You will want to use a tokenizer. Currently supported is "cj", which segments Han characters with whitespace,
or any SentencePiece model, which are provided in the form of a filesystem path:

    mweralign -r ref.zh.txt -h hyp.txt -o aligned.txt -t cj

    # download the flores200 SPM model (one time)
    sacrebleu -t wmt24 -l en-zh --echo src | sacrebleu -t wmt24 -l en-zh --tok flores200 > /dev/null
    # align
    mweralign -r ref.txt -h hyp.txt -o aligned.txt -t ~/.sacrebleu/models/flores200sacrebleuspm

You may also wish to supply the ISO 639-1 language code (-l zh). For zh and ja, this tells the underlying
AS-WER algorithm not to prevent sentences from starting with the SentencePiece space character. For other
languages, it has no effect.

    mweralign -r ref.txt -h hyp.txt -o aligned.txt -t cj -l zh

## Citation

If you use this package, please cite the following two papers. We suggest a sentence
similar to the following: "To align the text, we used the mweralign package \citep{post-huang-2025-effects},
which implements a variant of the AS-WER algorithm \citep{matusov-etal-2005-evaluating}.
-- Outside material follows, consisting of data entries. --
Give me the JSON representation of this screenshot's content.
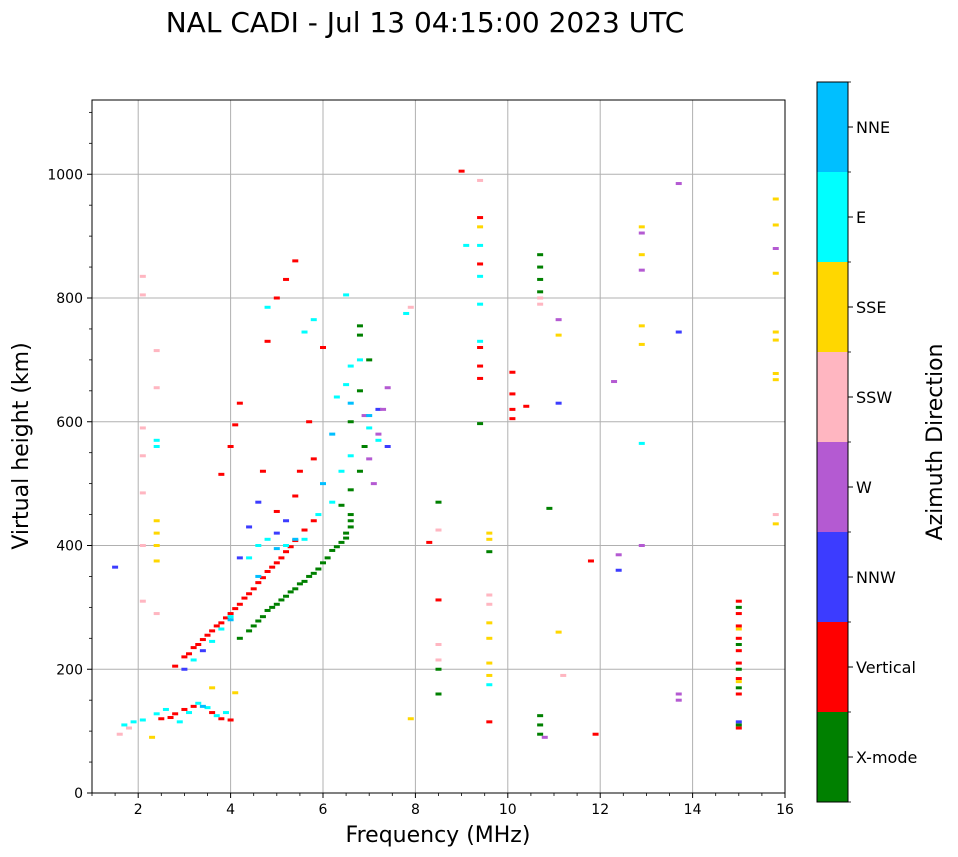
{
  "chart_data": {
    "type": "scatter",
    "title": "NAL CADI - Jul 13 04:15:00 2023 UTC",
    "xlabel": "Frequency (MHz)",
    "ylabel": "Virtual height (km)",
    "xlim": [
      1,
      16
    ],
    "ylim": [
      0,
      1120
    ],
    "xticks": [
      2,
      4,
      6,
      8,
      10,
      12,
      14,
      16
    ],
    "xtick_labels": [
      "2",
      "4",
      "6",
      "8",
      "10",
      "12",
      "14",
      "16"
    ],
    "yticks": [
      0,
      200,
      400,
      600,
      800,
      1000
    ],
    "ytick_labels": [
      "0",
      "200",
      "400",
      "600",
      "800",
      "1000"
    ],
    "grid": true,
    "colorbar": {
      "label": "Azimuth Direction",
      "categories": [
        "X-mode",
        "Vertical",
        "NNW",
        "W",
        "SSW",
        "SSE",
        "E",
        "NNE"
      ],
      "colors": [
        "#008000",
        "#ff0000",
        "#3c3cff",
        "#b45ad2",
        "#ffb6c1",
        "#ffd700",
        "#00ffff",
        "#00bfff"
      ]
    },
    "series": [
      {
        "name": "X-mode",
        "points": [
          [
            4.2,
            250
          ],
          [
            4.4,
            262
          ],
          [
            4.6,
            278
          ],
          [
            4.8,
            295
          ],
          [
            5.0,
            305
          ],
          [
            5.2,
            318
          ],
          [
            5.4,
            330
          ],
          [
            5.6,
            342
          ],
          [
            5.8,
            355
          ],
          [
            6.0,
            372
          ],
          [
            6.2,
            392
          ],
          [
            6.4,
            405
          ],
          [
            6.5,
            420
          ],
          [
            6.6,
            440
          ],
          [
            6.4,
            465
          ],
          [
            6.6,
            490
          ],
          [
            6.8,
            520
          ],
          [
            6.9,
            560
          ],
          [
            6.6,
            600
          ],
          [
            6.8,
            650
          ],
          [
            7.0,
            700
          ],
          [
            6.8,
            740
          ],
          [
            6.8,
            755
          ],
          [
            4.5,
            270
          ],
          [
            4.7,
            285
          ],
          [
            4.9,
            300
          ],
          [
            5.1,
            312
          ],
          [
            5.3,
            325
          ],
          [
            5.5,
            338
          ],
          [
            5.7,
            350
          ],
          [
            5.9,
            362
          ],
          [
            6.1,
            380
          ],
          [
            6.3,
            398
          ],
          [
            6.5,
            412
          ],
          [
            6.6,
            430
          ],
          [
            6.6,
            450
          ],
          [
            8.5,
            470
          ],
          [
            8.5,
            200
          ],
          [
            8.5,
            160
          ],
          [
            9.4,
            597
          ],
          [
            9.6,
            390
          ],
          [
            10.7,
            810
          ],
          [
            10.7,
            830
          ],
          [
            10.7,
            850
          ],
          [
            10.7,
            870
          ],
          [
            10.7,
            125
          ],
          [
            10.7,
            110
          ],
          [
            10.7,
            95
          ],
          [
            10.9,
            460
          ],
          [
            15.0,
            300
          ],
          [
            15.0,
            240
          ],
          [
            15.0,
            200
          ],
          [
            15.0,
            170
          ],
          [
            15.0,
            110
          ]
        ]
      },
      {
        "name": "Vertical",
        "points": [
          [
            2.5,
            120
          ],
          [
            2.7,
            122
          ],
          [
            2.8,
            128
          ],
          [
            3.0,
            135
          ],
          [
            3.2,
            140
          ],
          [
            3.6,
            130
          ],
          [
            3.8,
            120
          ],
          [
            4.0,
            118
          ],
          [
            2.8,
            205
          ],
          [
            3.0,
            220
          ],
          [
            3.2,
            235
          ],
          [
            3.4,
            248
          ],
          [
            3.6,
            262
          ],
          [
            3.8,
            275
          ],
          [
            4.0,
            290
          ],
          [
            4.2,
            305
          ],
          [
            4.4,
            322
          ],
          [
            4.6,
            340
          ],
          [
            4.8,
            358
          ],
          [
            5.0,
            372
          ],
          [
            5.2,
            390
          ],
          [
            5.4,
            408
          ],
          [
            5.6,
            425
          ],
          [
            5.8,
            440
          ],
          [
            3.1,
            225
          ],
          [
            3.3,
            240
          ],
          [
            3.5,
            255
          ],
          [
            3.7,
            270
          ],
          [
            3.9,
            283
          ],
          [
            4.1,
            298
          ],
          [
            4.3,
            315
          ],
          [
            4.5,
            330
          ],
          [
            4.7,
            348
          ],
          [
            4.9,
            365
          ],
          [
            5.1,
            380
          ],
          [
            5.3,
            398
          ],
          [
            4.0,
            560
          ],
          [
            4.1,
            595
          ],
          [
            4.2,
            630
          ],
          [
            4.7,
            520
          ],
          [
            5.0,
            455
          ],
          [
            5.4,
            480
          ],
          [
            5.5,
            520
          ],
          [
            5.8,
            540
          ],
          [
            5.7,
            600
          ],
          [
            5.0,
            800
          ],
          [
            5.2,
            830
          ],
          [
            5.4,
            860
          ],
          [
            4.8,
            730
          ],
          [
            6.0,
            720
          ],
          [
            3.8,
            515
          ],
          [
            9.0,
            1005
          ],
          [
            9.4,
            930
          ],
          [
            9.4,
            855
          ],
          [
            9.4,
            720
          ],
          [
            9.4,
            690
          ],
          [
            9.4,
            670
          ],
          [
            9.6,
            115
          ],
          [
            10.1,
            680
          ],
          [
            10.1,
            645
          ],
          [
            10.1,
            620
          ],
          [
            10.1,
            605
          ],
          [
            10.4,
            625
          ],
          [
            11.8,
            375
          ],
          [
            11.9,
            95
          ],
          [
            8.3,
            405
          ],
          [
            8.5,
            312
          ],
          [
            15.0,
            310
          ],
          [
            15.0,
            290
          ],
          [
            15.0,
            270
          ],
          [
            15.0,
            250
          ],
          [
            15.0,
            230
          ],
          [
            15.0,
            210
          ],
          [
            15.0,
            185
          ],
          [
            15.0,
            160
          ],
          [
            15.0,
            105
          ]
        ]
      },
      {
        "name": "NNW",
        "points": [
          [
            1.5,
            365
          ],
          [
            4.2,
            380
          ],
          [
            4.4,
            430
          ],
          [
            4.6,
            470
          ],
          [
            5.0,
            420
          ],
          [
            5.2,
            440
          ],
          [
            3.0,
            200
          ],
          [
            3.4,
            230
          ],
          [
            7.4,
            560
          ],
          [
            7.2,
            620
          ],
          [
            11.1,
            630
          ],
          [
            12.4,
            360
          ],
          [
            13.7,
            745
          ],
          [
            15.0,
            115
          ]
        ]
      },
      {
        "name": "W",
        "points": [
          [
            7.0,
            540
          ],
          [
            7.2,
            580
          ],
          [
            7.3,
            620
          ],
          [
            7.4,
            655
          ],
          [
            6.9,
            610
          ],
          [
            7.1,
            500
          ],
          [
            11.1,
            765
          ],
          [
            12.3,
            665
          ],
          [
            12.4,
            385
          ],
          [
            12.9,
            905
          ],
          [
            12.9,
            845
          ],
          [
            12.9,
            400
          ],
          [
            13.7,
            985
          ],
          [
            13.7,
            160
          ],
          [
            13.7,
            150
          ],
          [
            15.8,
            880
          ],
          [
            10.8,
            90
          ]
        ]
      },
      {
        "name": "SSW",
        "points": [
          [
            1.6,
            95
          ],
          [
            1.8,
            105
          ],
          [
            2.1,
            835
          ],
          [
            2.1,
            805
          ],
          [
            2.4,
            715
          ],
          [
            2.4,
            655
          ],
          [
            2.1,
            590
          ],
          [
            2.1,
            545
          ],
          [
            2.1,
            485
          ],
          [
            2.1,
            400
          ],
          [
            2.1,
            310
          ],
          [
            2.4,
            290
          ],
          [
            8.5,
            425
          ],
          [
            8.5,
            240
          ],
          [
            8.5,
            215
          ],
          [
            9.6,
            320
          ],
          [
            9.6,
            305
          ],
          [
            10.7,
            800
          ],
          [
            10.7,
            790
          ],
          [
            11.2,
            190
          ],
          [
            15.8,
            450
          ],
          [
            9.4,
            990
          ],
          [
            7.9,
            785
          ]
        ]
      },
      {
        "name": "SSE",
        "points": [
          [
            2.4,
            375
          ],
          [
            2.4,
            400
          ],
          [
            2.4,
            420
          ],
          [
            2.4,
            440
          ],
          [
            2.3,
            90
          ],
          [
            3.6,
            170
          ],
          [
            4.1,
            162
          ],
          [
            7.9,
            120
          ],
          [
            9.6,
            420
          ],
          [
            9.6,
            410
          ],
          [
            9.6,
            275
          ],
          [
            9.6,
            250
          ],
          [
            9.6,
            210
          ],
          [
            9.6,
            190
          ],
          [
            9.4,
            915
          ],
          [
            11.1,
            740
          ],
          [
            11.1,
            260
          ],
          [
            12.9,
            915
          ],
          [
            12.9,
            870
          ],
          [
            12.9,
            755
          ],
          [
            12.9,
            725
          ],
          [
            15.8,
            960
          ],
          [
            15.8,
            918
          ],
          [
            15.8,
            840
          ],
          [
            15.8,
            745
          ],
          [
            15.8,
            732
          ],
          [
            15.8,
            678
          ],
          [
            15.8,
            668
          ],
          [
            15.8,
            435
          ],
          [
            15.0,
            265
          ],
          [
            15.0,
            180
          ]
        ]
      },
      {
        "name": "E",
        "points": [
          [
            1.7,
            110
          ],
          [
            1.9,
            115
          ],
          [
            2.1,
            118
          ],
          [
            2.4,
            128
          ],
          [
            2.6,
            135
          ],
          [
            2.9,
            115
          ],
          [
            3.1,
            130
          ],
          [
            3.3,
            145
          ],
          [
            3.5,
            138
          ],
          [
            3.7,
            125
          ],
          [
            3.9,
            130
          ],
          [
            3.2,
            215
          ],
          [
            3.6,
            245
          ],
          [
            3.8,
            265
          ],
          [
            4.0,
            285
          ],
          [
            4.4,
            380
          ],
          [
            4.6,
            400
          ],
          [
            4.8,
            410
          ],
          [
            5.2,
            400
          ],
          [
            5.6,
            410
          ],
          [
            5.9,
            450
          ],
          [
            6.2,
            470
          ],
          [
            6.4,
            520
          ],
          [
            6.6,
            545
          ],
          [
            6.3,
            640
          ],
          [
            6.5,
            660
          ],
          [
            6.6,
            690
          ],
          [
            6.8,
            700
          ],
          [
            7.0,
            590
          ],
          [
            7.2,
            570
          ],
          [
            5.6,
            745
          ],
          [
            5.8,
            765
          ],
          [
            4.8,
            785
          ],
          [
            6.5,
            805
          ],
          [
            2.4,
            570
          ],
          [
            2.4,
            560
          ],
          [
            9.1,
            885
          ],
          [
            9.4,
            885
          ],
          [
            9.4,
            835
          ],
          [
            9.4,
            790
          ],
          [
            9.4,
            730
          ],
          [
            12.9,
            565
          ],
          [
            9.6,
            175
          ],
          [
            7.8,
            775
          ]
        ]
      },
      {
        "name": "NNE",
        "points": [
          [
            3.4,
            140
          ],
          [
            4.0,
            280
          ],
          [
            4.6,
            350
          ],
          [
            5.0,
            395
          ],
          [
            5.4,
            410
          ],
          [
            6.0,
            500
          ],
          [
            6.2,
            580
          ],
          [
            6.6,
            630
          ],
          [
            7.0,
            610
          ]
        ]
      }
    ]
  }
}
> @inproceedings{matusov2005evaluating,
>   title={Evaluating machine translation output with automatic sentence segmentation},
>   author={Matusov, Evgeny and Leusch, Gregor and Bender, Oliver and Ney, Hermann},
>   booktitle={IWSLT 2005},
>   pages={138--144},
>   year={2005}
> }

> @inproceedings{post-huang-2025-effects,
>   title={Effects of automatic alignment on speech translation metric},
>   author={Post, Matt and Hoang, Hieu},
>   booktitle={Proceedings of IWSLT 2025},
>   year={2025}
> }


## License

This project contains code under multiple licenses:

- **Original C++ alignment code**: GNU General Public License v3 (GPL-3.0)
- **Python bindings and wrapper code**: Apache License 2.0
- **Build scripts and documentation**: Apache License 2.0

**The project as a whole is distributed under GPL-3.0** due to the inclusion of GPL-licensed components.

### What this means for users:
- You can use this library in GPL-compatible projects
- If you distribute software that includes this library, your software must be GPL-compatible
- The Python wrapper code (separate from the C++ core) is available under Apache License 2.0

## Attribution
This software includes original GPL-licensed C++ code for alignment algorithms.
Python bindings and packaging by Matt Post (Apache License 2.0).